Après s'être assuré que le jeune est bien l'auteur des faits, le juge échange avec lui sur la loi pénale, les intérêts que défend la société à travers cette incrimination, le rôle de la police et de la justice.


Le juge s’intéresse, ensuite, au contexte dans lequel l’infraction a été commise, s’il s’agit ou non d’un acte isolé, s’il était seul ou en groupe, s’il a été ou non influencé par d’autres mineurs ou des majeurs. Les parents peuvent alors donner leur avis, faire part de leur analyse, faire savoir si cet acte fait écho à des difficultés personnelles ou familiales.


Qui est-il?


L’audience de mise en examen est un temps important où le jeune doit rendre compte de son acte en présence de ses parents et de l’avocat. Le juge tient compte de la gravité de l’infraction, mais aussi de la situation personnelle du mineur afin d’évaluer s’il y a risque sérieux ou non de récidive. Puis il opte pour une intervention éducative ou une réponse plus coercitive.


A-t-on affaire à un incident de parcours d’un jeune en pleine crise d’adolescence? Ou à une situation plus préoccupante où l’acte de délinquance peut être le révélateur d’un dysfonctionnement familial? Ce temps d’évaluation, par le juge, puis par les équipes pluridisciplinaires de la «Protection judiciaire de la Jeunesse», est essentiel pour comprendre ce qui se passe et modifier le comportement du jeune.


Le travail éducatif


Sans pouvoir énoncer de recette, il est certain que réinscrire le jeune dans un parcours scolaire ou de formation sont des objectifs éducatifs qui favorisent la mobilisation du jeune vers une insertion et une mise à distance d’actes de délinquance. C’est là tout le travail éducatif réalisé par les professionnels en lien étroit avec les parents.


Cet accompagnement éducatif exige du temps. Le changement attendu ne peut être immédiat. Mais ce travail d’investigation et de reconstruction a prouvé son efficacité. Le juge, s’il est porté par ce souci d’insertion du jeune et s’il considère comme l'y invite l’ordonnance du 2 février 1945 que la priorité doit être donnée à l’action éducative sur la répression, pourra aussi être amené à prendre des mesures d’éloignement pour mettre fin à des actes inacceptables.


La prison une réponse ultime


La prison sera la réponse ultime pour les faits les plus graves, ou pour des mineurs multirécidivistes qui n'ont tiré aucun profit des avertissements qui leur ont été donnés.
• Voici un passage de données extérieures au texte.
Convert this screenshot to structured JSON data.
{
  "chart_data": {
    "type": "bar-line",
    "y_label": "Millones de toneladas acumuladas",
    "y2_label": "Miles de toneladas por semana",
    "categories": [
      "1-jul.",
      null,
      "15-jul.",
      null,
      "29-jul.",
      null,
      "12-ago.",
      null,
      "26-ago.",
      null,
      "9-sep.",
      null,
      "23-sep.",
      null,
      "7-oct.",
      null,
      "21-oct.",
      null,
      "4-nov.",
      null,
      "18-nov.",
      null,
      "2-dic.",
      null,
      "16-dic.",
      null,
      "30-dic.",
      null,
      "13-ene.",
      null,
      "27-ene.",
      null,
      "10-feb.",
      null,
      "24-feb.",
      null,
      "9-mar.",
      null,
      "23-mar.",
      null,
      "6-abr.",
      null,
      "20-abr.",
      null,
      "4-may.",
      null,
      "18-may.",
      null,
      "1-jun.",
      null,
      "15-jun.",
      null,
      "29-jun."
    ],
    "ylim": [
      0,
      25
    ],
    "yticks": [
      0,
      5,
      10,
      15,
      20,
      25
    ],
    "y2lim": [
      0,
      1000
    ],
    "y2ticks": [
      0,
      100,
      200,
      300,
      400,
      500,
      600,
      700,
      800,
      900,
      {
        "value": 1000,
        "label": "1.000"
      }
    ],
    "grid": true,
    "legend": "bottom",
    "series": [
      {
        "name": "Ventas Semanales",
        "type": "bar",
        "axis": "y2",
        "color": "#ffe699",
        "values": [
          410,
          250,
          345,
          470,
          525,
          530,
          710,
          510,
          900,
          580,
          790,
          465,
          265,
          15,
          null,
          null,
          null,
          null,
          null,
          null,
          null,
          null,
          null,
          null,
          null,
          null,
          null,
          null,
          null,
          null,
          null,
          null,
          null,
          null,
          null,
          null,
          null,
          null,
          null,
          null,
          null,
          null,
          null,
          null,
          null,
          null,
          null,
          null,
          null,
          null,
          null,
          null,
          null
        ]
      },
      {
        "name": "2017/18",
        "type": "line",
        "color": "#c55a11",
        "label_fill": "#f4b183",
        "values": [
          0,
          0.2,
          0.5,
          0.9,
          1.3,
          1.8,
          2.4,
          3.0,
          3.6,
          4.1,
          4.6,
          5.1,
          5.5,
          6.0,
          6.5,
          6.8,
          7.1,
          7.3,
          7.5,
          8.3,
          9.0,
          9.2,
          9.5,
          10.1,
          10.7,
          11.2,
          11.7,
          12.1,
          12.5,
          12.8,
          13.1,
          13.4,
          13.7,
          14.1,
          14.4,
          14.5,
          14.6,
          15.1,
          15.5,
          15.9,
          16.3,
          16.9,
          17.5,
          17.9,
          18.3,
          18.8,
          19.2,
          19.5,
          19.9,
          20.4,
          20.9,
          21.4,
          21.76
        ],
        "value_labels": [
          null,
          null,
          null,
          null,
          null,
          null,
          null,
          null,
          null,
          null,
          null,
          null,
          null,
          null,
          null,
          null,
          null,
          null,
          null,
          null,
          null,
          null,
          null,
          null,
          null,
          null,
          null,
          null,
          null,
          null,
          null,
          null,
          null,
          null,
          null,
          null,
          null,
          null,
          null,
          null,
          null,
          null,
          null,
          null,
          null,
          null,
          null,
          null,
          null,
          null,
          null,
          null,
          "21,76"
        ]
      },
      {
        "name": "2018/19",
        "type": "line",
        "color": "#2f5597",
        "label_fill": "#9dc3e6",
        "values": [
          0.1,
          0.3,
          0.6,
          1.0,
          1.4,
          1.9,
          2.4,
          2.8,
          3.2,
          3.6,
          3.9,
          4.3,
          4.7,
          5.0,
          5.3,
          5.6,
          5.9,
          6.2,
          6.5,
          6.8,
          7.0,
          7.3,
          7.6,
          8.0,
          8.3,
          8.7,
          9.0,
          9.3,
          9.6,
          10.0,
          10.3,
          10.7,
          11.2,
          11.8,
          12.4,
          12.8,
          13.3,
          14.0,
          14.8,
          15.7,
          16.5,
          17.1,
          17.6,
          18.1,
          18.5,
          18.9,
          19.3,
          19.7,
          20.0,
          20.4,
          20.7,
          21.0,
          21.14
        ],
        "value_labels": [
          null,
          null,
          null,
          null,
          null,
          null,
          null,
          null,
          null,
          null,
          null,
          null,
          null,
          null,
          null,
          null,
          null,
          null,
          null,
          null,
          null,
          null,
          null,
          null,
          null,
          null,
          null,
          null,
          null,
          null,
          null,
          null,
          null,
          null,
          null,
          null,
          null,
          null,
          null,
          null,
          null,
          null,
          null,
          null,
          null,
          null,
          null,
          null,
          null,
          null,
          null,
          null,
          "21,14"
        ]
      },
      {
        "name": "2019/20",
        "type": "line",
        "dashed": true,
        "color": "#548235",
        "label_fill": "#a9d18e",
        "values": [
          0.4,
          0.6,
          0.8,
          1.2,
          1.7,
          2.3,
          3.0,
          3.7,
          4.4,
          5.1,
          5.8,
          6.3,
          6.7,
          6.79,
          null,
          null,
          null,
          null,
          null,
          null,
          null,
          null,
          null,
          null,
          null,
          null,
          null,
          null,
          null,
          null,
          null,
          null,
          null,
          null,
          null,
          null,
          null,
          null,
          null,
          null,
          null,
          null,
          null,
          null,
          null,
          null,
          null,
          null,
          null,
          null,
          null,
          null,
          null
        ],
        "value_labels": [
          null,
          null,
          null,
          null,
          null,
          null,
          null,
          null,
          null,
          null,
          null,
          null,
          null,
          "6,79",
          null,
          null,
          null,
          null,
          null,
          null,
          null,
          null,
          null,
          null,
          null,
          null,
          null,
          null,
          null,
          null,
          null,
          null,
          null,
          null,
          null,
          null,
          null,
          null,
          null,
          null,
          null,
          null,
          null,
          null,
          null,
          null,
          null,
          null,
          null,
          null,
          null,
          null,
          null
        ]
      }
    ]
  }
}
Il s'agit alors de marquer un coup d’arrêt à cette spirale de délinquance. L'incarcération, en détention provisoire, n’est possible en principe qu’à partir de 16 ans, sauf en matière criminelle. Par contre, dans le cadre du jugement, une peine d’emprisonnement est possible à partir de 13 ans. La prison doit rester exceptionnelle pour des mineurs. Elle est destructrice et inefficace. Le taux de récidive, de 80%, conforte les juges dans leur conviction que l’action éducative qui peut être contraignante est pertinente et de nature à lutter efficacement contre la récidive.


Finie l’action éducative, l’accompagnement des mineurs et des familles, au profit d’une justice axée sur la répression. Le juge des enfants voit son rôle réduit et se trouve contraint dans sa liberté d’appréciation pour céder le pas à une logique pénale qui aura pour effet une incarcération plus rapide. Ce témoignage est un cri d’alerte aux familles et à la société civile concernées par cet enjeu de société.